Novel functional role of heat shock protein 90 in ATP-sensitive K+ channel-mediated hypoxic preconditioning.


PMID 18006464

Abstract

ATP-sensitive K+ (K ATP) channels are implicated in the protective effect of ischaemic preconditioning (IPC). Kir6.2 has been shown to be involved in the cardioprotection of IPC. However, the mechanism by which Kir6.2-containing K ATP channels protect the heart is still largely unknown. The present study was designed to explore the potential mechanism involved in K ATP channel-mediated cardioprotection. Cellular models of hypoxic preconditioning (HP) from rat heart-derived H9c2 cells and adult rat cardiomyocytes were employed.
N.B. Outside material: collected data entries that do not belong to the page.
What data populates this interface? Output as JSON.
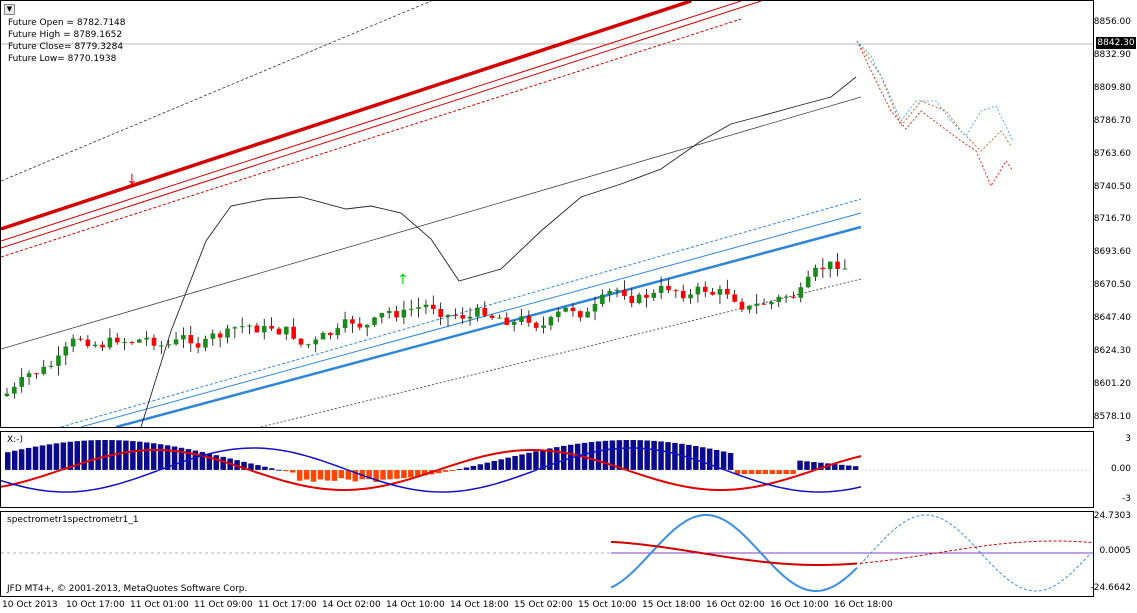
{
  "main_chart": {
    "info_lines": [
      "Future Open = 8782.7148",
      "Future High = 8789.1652",
      "Future Close= 8779.3284",
      "Future Low= 8770.1938"
    ],
    "current_price": "8842.30",
    "y_ticks": [
      "8856.00",
      "8832.90",
      "8809.80",
      "8786.70",
      "8763.60",
      "8740.50",
      "8716.70",
      "8693.60",
      "8670.50",
      "8647.40",
      "8624.30",
      "8601.20",
      "8578.10"
    ],
    "watermark": "JFD MT4+, © 2001-2013, MetaQuotes Software Corp.",
    "colors": {
      "bull": "#1a8a1a",
      "bear": "#ff0000",
      "upper_band": "#d40000",
      "lower_band": "#2f86d8",
      "arrow_up": "#00d400"
    }
  },
  "oscillator": {
    "label": "X:-)",
    "y_ticks": [
      "3",
      "0.00",
      "-3"
    ],
    "colors": {
      "hist_pos": "#0a0a8a",
      "hist_neg": "#ff4500",
      "line_red": "#e00000",
      "line_blue": "#1010c0"
    }
  },
  "spectrometer": {
    "label": "spectrometr1spectrometr1_1",
    "y_ticks": [
      "24.7303",
      "0.0005",
      "-24.6642"
    ]
  },
  "x_axis_labels": [
    "10 Oct 2013",
    "10 Oct 17:00",
    "11 Oct 01:00",
    "11 Oct 09:00",
    "11 Oct 17:00",
    "14 Oct 02:00",
    "14 Oct 10:00",
    "14 Oct 18:00",
    "15 Oct 02:00",
    "15 Oct 10:00",
    "15 Oct 18:00",
    "16 Oct 02:00",
    "16 Oct 10:00",
    "16 Oct 18:00"
  ]
}
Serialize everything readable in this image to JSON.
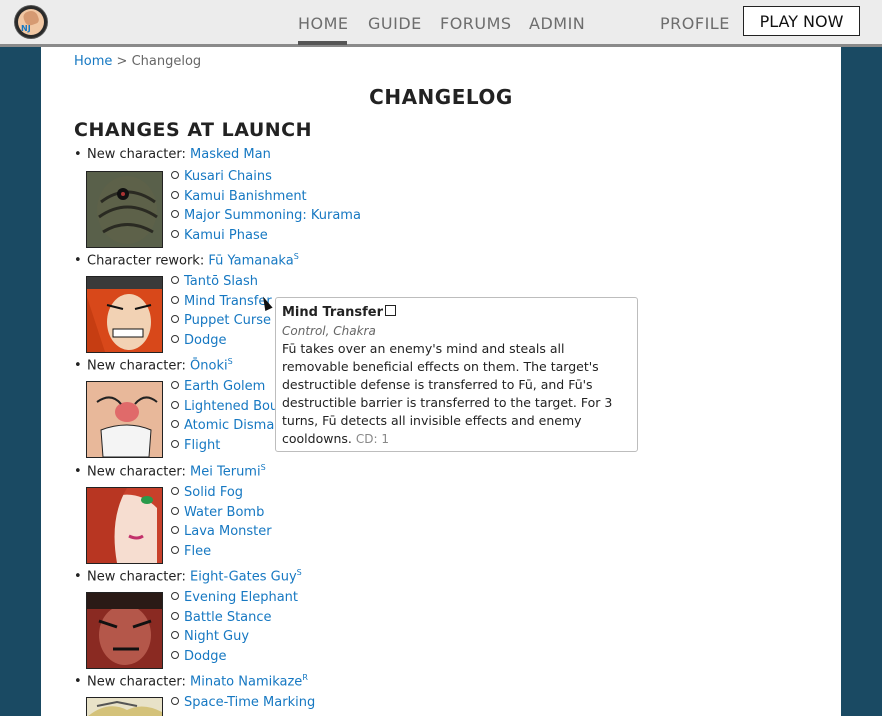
{
  "nav": {
    "home": "HOME",
    "guide": "GUIDE",
    "forums": "FORUMS",
    "admin": "ADMIN",
    "profile": "PROFILE",
    "play": "PLAY NOW",
    "logo_text": "NJ"
  },
  "breadcrumb": {
    "home": "Home",
    "sep": " > ",
    "current": "Changelog"
  },
  "page_title": "CHANGELOG",
  "section_title": "CHANGES AT LAUNCH",
  "entries": [
    {
      "prefix": "New character: ",
      "name": "Masked Man",
      "sup": "",
      "skills": [
        "Kusari Chains",
        "Kamui Banishment",
        "Major Summoning: Kurama",
        "Kamui Phase"
      ]
    },
    {
      "prefix": "Character rework: ",
      "name": "Fū Yamanaka",
      "sup": "S",
      "skills": [
        "Tantō Slash",
        "Mind Transfer",
        "Puppet Curse",
        "Dodge"
      ]
    },
    {
      "prefix": "New character: ",
      "name": "Ōnoki",
      "sup": "S",
      "skills": [
        "Earth Golem",
        "Lightened Bou",
        "Atomic Disma",
        "Flight"
      ]
    },
    {
      "prefix": "New character: ",
      "name": "Mei Terumi",
      "sup": "S",
      "skills": [
        "Solid Fog",
        "Water Bomb",
        "Lava Monster",
        "Flee"
      ]
    },
    {
      "prefix": "New character: ",
      "name": "Eight-Gates Guy",
      "sup": "S",
      "skills": [
        "Evening Elephant",
        "Battle Stance",
        "Night Guy",
        "Dodge"
      ]
    },
    {
      "prefix": "New character: ",
      "name": "Minato Namikaze",
      "sup": "R",
      "skills": [
        "Space-Time Marking"
      ]
    }
  ],
  "tooltip": {
    "title": "Mind Transfer",
    "classes": "Control, Chakra",
    "description": "Fū takes over an enemy's mind and steals all removable beneficial effects on them. The target's destructible defense is transferred to Fū, and Fū's destructible barrier is transferred to the target. For 3 turns, Fū detects all invisible effects and enemy cooldowns.",
    "cooldown": "CD: 1"
  }
}
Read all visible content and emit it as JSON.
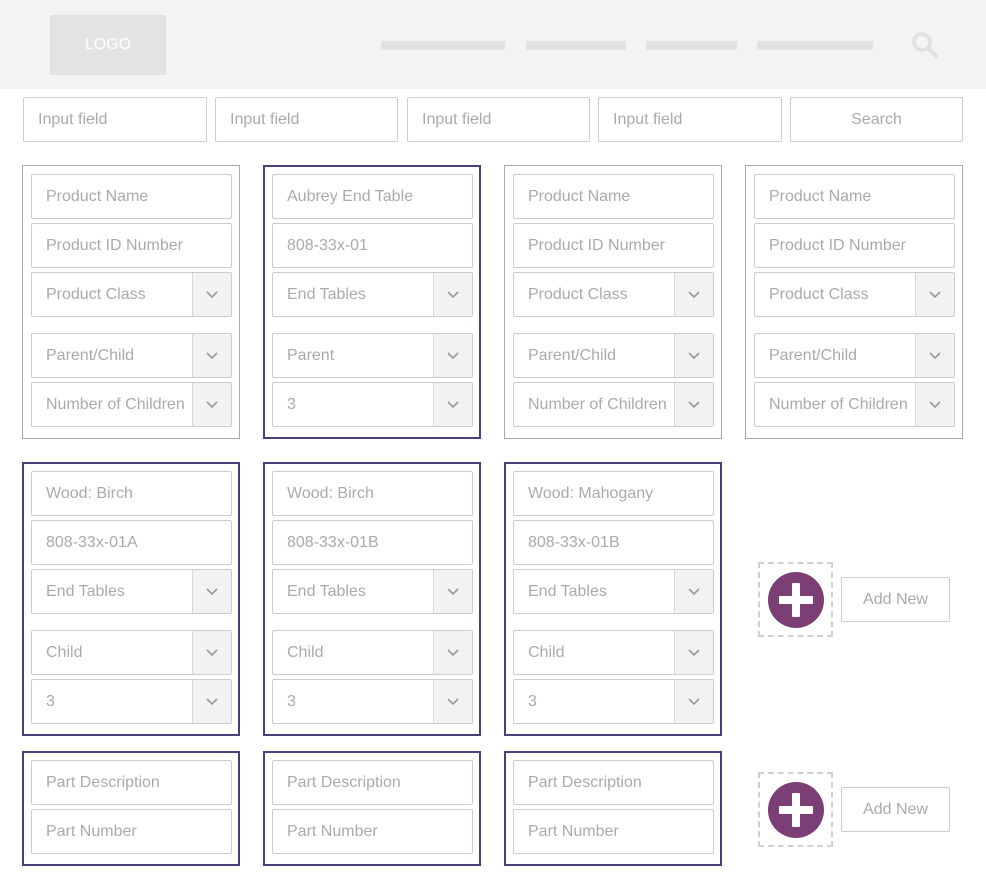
{
  "header": {
    "logo": "LOGO"
  },
  "search_bar": {
    "fields": [
      "Input field",
      "Input field",
      "Input field",
      "Input field"
    ],
    "search_label": "Search"
  },
  "parent_cards": [
    {
      "name": "Product Name",
      "id": "Product ID Number",
      "product_class": "Product Class",
      "parent_child": "Parent/Child",
      "children": "Number of Children",
      "selected": false
    },
    {
      "name": "Aubrey End Table",
      "id": "808-33x-01",
      "product_class": "End Tables",
      "parent_child": "Parent",
      "children": "3",
      "selected": true
    },
    {
      "name": "Product Name",
      "id": "Product ID Number",
      "product_class": "Product Class",
      "parent_child": "Parent/Child",
      "children": "Number of Children",
      "selected": false
    },
    {
      "name": "Product Name",
      "id": "Product ID Number",
      "product_class": "Product Class",
      "parent_child": "Parent/Child",
      "children": "Number of Children",
      "selected": false
    }
  ],
  "child_cards": [
    {
      "name": "Wood: Birch",
      "id": "808-33x-01A",
      "product_class": "End Tables",
      "parent_child": "Child",
      "children": "3"
    },
    {
      "name": "Wood: Birch",
      "id": "808-33x-01B",
      "product_class": "End Tables",
      "parent_child": "Child",
      "children": "3"
    },
    {
      "name": "Wood: Mahogany",
      "id": "808-33x-01B",
      "product_class": "End Tables",
      "parent_child": "Child",
      "children": "3"
    }
  ],
  "part_cards": [
    {
      "description": "Part Description",
      "number": "Part Number"
    },
    {
      "description": "Part Description",
      "number": "Part Number"
    },
    {
      "description": "Part Description",
      "number": "Part Number"
    }
  ],
  "add_new": {
    "child_label": "Add New",
    "part_label": "Add New",
    "icon": "plus-circle-icon",
    "color": "#7b3f76"
  },
  "colors": {
    "selected_border": "#4d3f7a",
    "header_bg": "#f3f3f3"
  }
}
Dominant negative and small interfering RNA (siRNA) technology were utilized in combination with biochemical, immunofluorescent, and cell viability assays. The cell viability study revealed that HP significantly increased the viable cells after prolonged hypoxia and reoxygenation. This protective effect was prevented by expression of dominant negative Kir6.2AAA, siRNA targeting Kir6.2, or the K ATP channel inhibitor 5-hydroxydecanoate. Further, our data showed that inhibiting heat shock protein 90 (HSP90) function with the HSP90 inhibitor geldanamycin or HSP90 expression with siRNA completely inhibited the protection of HP. We found that HSP90 was associated with Kir6.2 and its activity was linked to mitochondrial targeting of Kir6.2. We demonstrate that Kir6.2 is critical in HP of cardiomyocytes. Importantly, we show that HSP90 is involved in K ATP-mediated cytoprotection, possibly by promoting mitochondrial targeting of Kir6.2.